Cover disc (18) are arranged.

5. Flat screen according to claim 4, characterized in that at least one of the metallic surfaces (23, 25) is held pressed by a clamp (9) against the cover plate (18).

6. flat screen according to claim 4 or 5, characterized in that the cover plate (18) is provided with a transparent electrically conductive coating (13).

7. flat screen according to claim 6, characterized in that one of the metallic surfaces by a on the conductive coating (13) applied metallic contact strip (12) is formed.

8. Flat screen according to one of the preceding claims, characterized in that one of the metallic surfaces by a metallic

Frame (7) is formed, in which the front disc (1), the rear disc (2) and the liquid crystal layer (6) are enclosed.

9. Flat screen according to one of the preceding claims, characterized by a metallic band (22) surrounding the edges of the cover plate (18).

10. Flat screen according to claim 9, characterized in that at least one of the metallic surfaces by a leg (23, 25) of the metallic strip (22) is formed.

11. Flat screen according to claim 9 or 10, characterized in that the metallic strip (22) a metallic frame (7) conductively contacts, in which the front pane (1), the rear pane (2) and the liquid crystal layer (6) edged are.

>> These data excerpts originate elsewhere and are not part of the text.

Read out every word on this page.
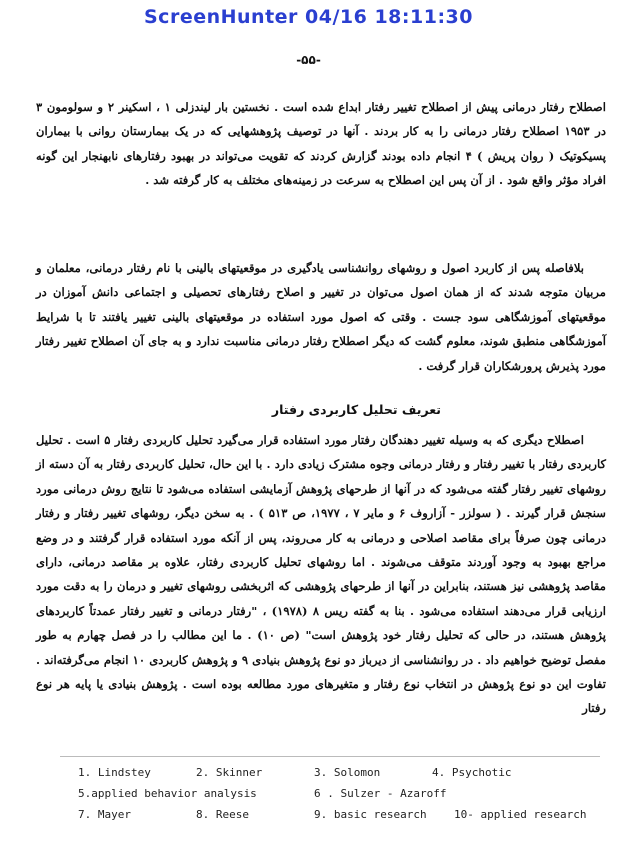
ScreenHunter 04/16 18:11:30
-۵۵-

اصطلاح رفتار درمانی پیش از اصطلاح تغییر رفتار ابداع شده است . نخستین بار لیندزلی ۱ ، اسکینر ۲ و سولومون ۳ در ۱۹۵۳ اصطلاح رفتار درمانی را به کار بردند . آنها در توصیف پژوهشهایی که در یک بیمارستان روانی با بیماران پسیکوتیک ( روان پریش ) ۴ انجام داده بودند گزارش کردند که تقویت می‌تواند در بهبود رفتارهای نابهنجار این گونه افراد مؤثر واقع شود . از آن پس این اصطلاح به سرعت در زمینه‌های مختلف به کار گرفته شد .

بلافاصله پس از کاربرد اصول و روشهای روانشناسی یادگیری در موقعیتهای بالینی با نام رفتار درمانی، معلمان و مربیان متوجه شدند که از همان اصول می‌توان در تغییر و اصلاح رفتارهای تحصیلی و اجتماعی دانش آموزان در موقعیتهای آموزشگاهی سود جست . وقتی که اصول مورد استفاده در موقعیتهای بالینی تغییر یافتند تا با شرایط آموزشگاهی منطبق شوند، معلوم گشت که دیگر اصطلاح رفتار درمانی مناسبت ندارد و به جای آن اصطلاح تغییر رفتار مورد پذیرش پرورشکاران قرار گرفت .

تعریف تحلیل کاربردی رفتار

اصطلاح دیگری که به وسیله تغییر دهندگان رفتار مورد استفاده قرار می‌گیرد تحلیل کاربردی رفتار ۵ است . تحلیل کاربردی رفتار با تغییر رفتار و رفتار درمانی وجوه مشترک زیادی دارد . با این حال، تحلیل کاربردی رفتار به آن دسته از روشهای تغییر رفتار گفته می‌شود که در آنها از طرحهای پژوهش آزمایشی استفاده می‌شود تا نتایج روش درمانی مورد سنجش قرار گیرند . ( سولزر - آزاروف ۶ و مایر ۷ ، ۱۹۷۷، ص ۵۱۳ ) . به سخن دیگر، روشهای تغییر رفتار و رفتار درمانی چون صرفاً برای مقاصد اصلاحی و درمانی به کار می‌روند، پس از آنکه مورد استفاده قرار گرفتند و در وضع مراجع بهبود به وجود آوردند متوقف می‌شوند . اما روشهای تحلیل کاربردی رفتار، علاوه بر مقاصد درمانی، دارای مقاصد پژوهشی نیز هستند، بنابراین در آنها از طرحهای پژوهشی که اثربخشی روشهای تغییر و درمان را به دقت مورد ارزیابی قرار می‌دهند استفاده می‌شود . بنا به گفته ریس ۸ (۱۹۷۸) ، "رفتار درمانی و تغییر رفتار عمدتاً کاربردهای پژوهش هستند، در حالی که تحلیل رفتار خود پژوهش است" (ص ۱۰) . ما این مطالب را در فصل چهارم به طور مفصل توضیح خواهیم داد . در روانشناسی از دیرباز دو نوع پژوهش بنیادی ۹ و پژوهش کاربردی ۱۰ انجام می‌گرفته‌اند . تفاوت این دو نوع پژوهش در انتخاب نوع رفتار و متغیرهای مورد مطالعه بوده است . پژوهش بنیادی یا پایه هر نوع رفتار

1. Lindstey	2. Skinner	3. Solomon	4. Psychotic
5.applied behavior analysis	6 . Sulzer - Azaroff
7. Mayer	8. Reese	9. basic research	10- applied research
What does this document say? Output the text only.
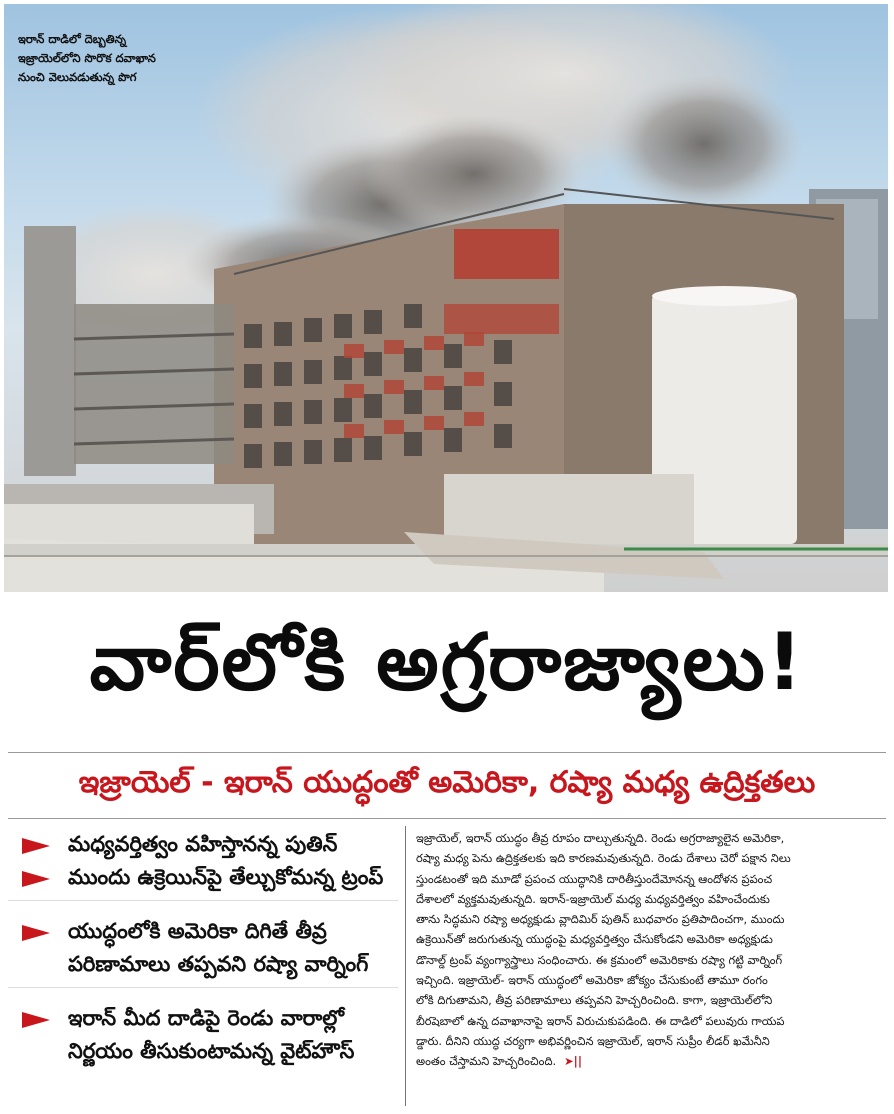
ఇరాన్ దాడిలో దెబ్బతిన్న
ఇజ్రాయెల్‌లోని సొరొక దవాఖాన
నుంచి వెలువడుతున్న పొగ
వార్‌లోకి అగ్రరాజ్యాలు!
ఇజ్రాయెల్ - ఇరాన్ యుద్ధంతో అమెరికా, రష్యా మధ్య ఉద్రిక్తతలు
మధ్యవర్తిత్వం వహిస్తానన్న పుతిన్
ముందు ఉక్రెయిన్‌పై తేల్చుకోమన్న ట్రంప్
యుద్ధంలోకి అమెరికా దిగితే తీవ్ర
పరిణామాలు తప్పవని రష్యా వార్నింగ్
ఇరాన్ మీద దాడిపై రెండు వారాల్లో
నిర్ణయం తీసుకుంటామన్న వైట్‌హౌస్
ఇజ్రాయెల్, ఇరాన్ యుద్ధం తీవ్ర రూపం దాల్చుతున్నది. రెండు అగ్రరాజ్యాలైన అమెరికా,
రష్యా మధ్య పెను ఉద్రిక్తతలకు ఇది కారణమవుతున్నది. రెండు దేశాలు చెరో పక్షాన నిలు
స్తుండటంతో ఇది మూడో ప్రపంచ యుద్ధానికి దారితీస్తుందేమోనన్న ఆందోళన ప్రపంచ
దేశాలలో వ్యక్తమవుతున్నది. ఇరాన్-ఇజ్రాయెల్ మధ్య మధ్యవర్తిత్వం వహించేందుకు
తాను సిద్ధమని రష్యా అధ్యక్షుడు వ్లాదిమిర్ పుతిన్ బుధవారం ప్రతిపాదించగా, ముందు
ఉక్రెయిన్‌తో జరుగుతున్న యుద్ధంపై మధ్యవర్తిత్వం చేసుకోండని అమెరికా అధ్యక్షుడు
డొనాల్డ్ ట్రంప్ వ్యంగ్యాస్త్రాలు సంధించారు. ఈ క్రమంలో అమెరికాకు రష్యా గట్టి వార్నింగ్
ఇచ్చింది. ఇజ్రాయెల్- ఇరాన్ యుద్ధంలో అమెరికా జోక్యం చేసుకుంటే తామూ రంగం
లోకి దిగుతామని, తీవ్ర పరిణామాలు తప్పవని హెచ్చరించింది. కాగా, ఇజ్రాయెల్‌లోని
బీరషెబాలో ఉన్న దవాఖానాపై ఇరాన్ విరుచుకుపడింది. ఈ దాడిలో పలువురు గాయప
డ్డారు. దీనిని యుద్ధ చర్యగా అభివర్ణించిన ఇజ్రాయెల్, ఇరాన్ సుప్రీం లీడర్ ఖమేనీని
అంతం చేస్తామని హెచ్చరించింది. ➤||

12. Flat screen according to one of claims 9 to 1 1, as far as dependent on claim 5, characterized in that the metallic strip (22) contacts the contact strip (12) conductively.

13. Flat screen according to one of the preceding claims, characterized in that a core zone (10) of the cover plate (18) is stronger than an edge zone (1 1) thereof.

14. Household appliance, in particular refrigerator, characterized by a flat screen according to one of the preceding claims.

15. Household appliance according to claim 14, characterized in that an outer surface of a door (27) of the household appliance by a glass plate (21) is formed and that the flat screen is mounted behind the glass plate (21).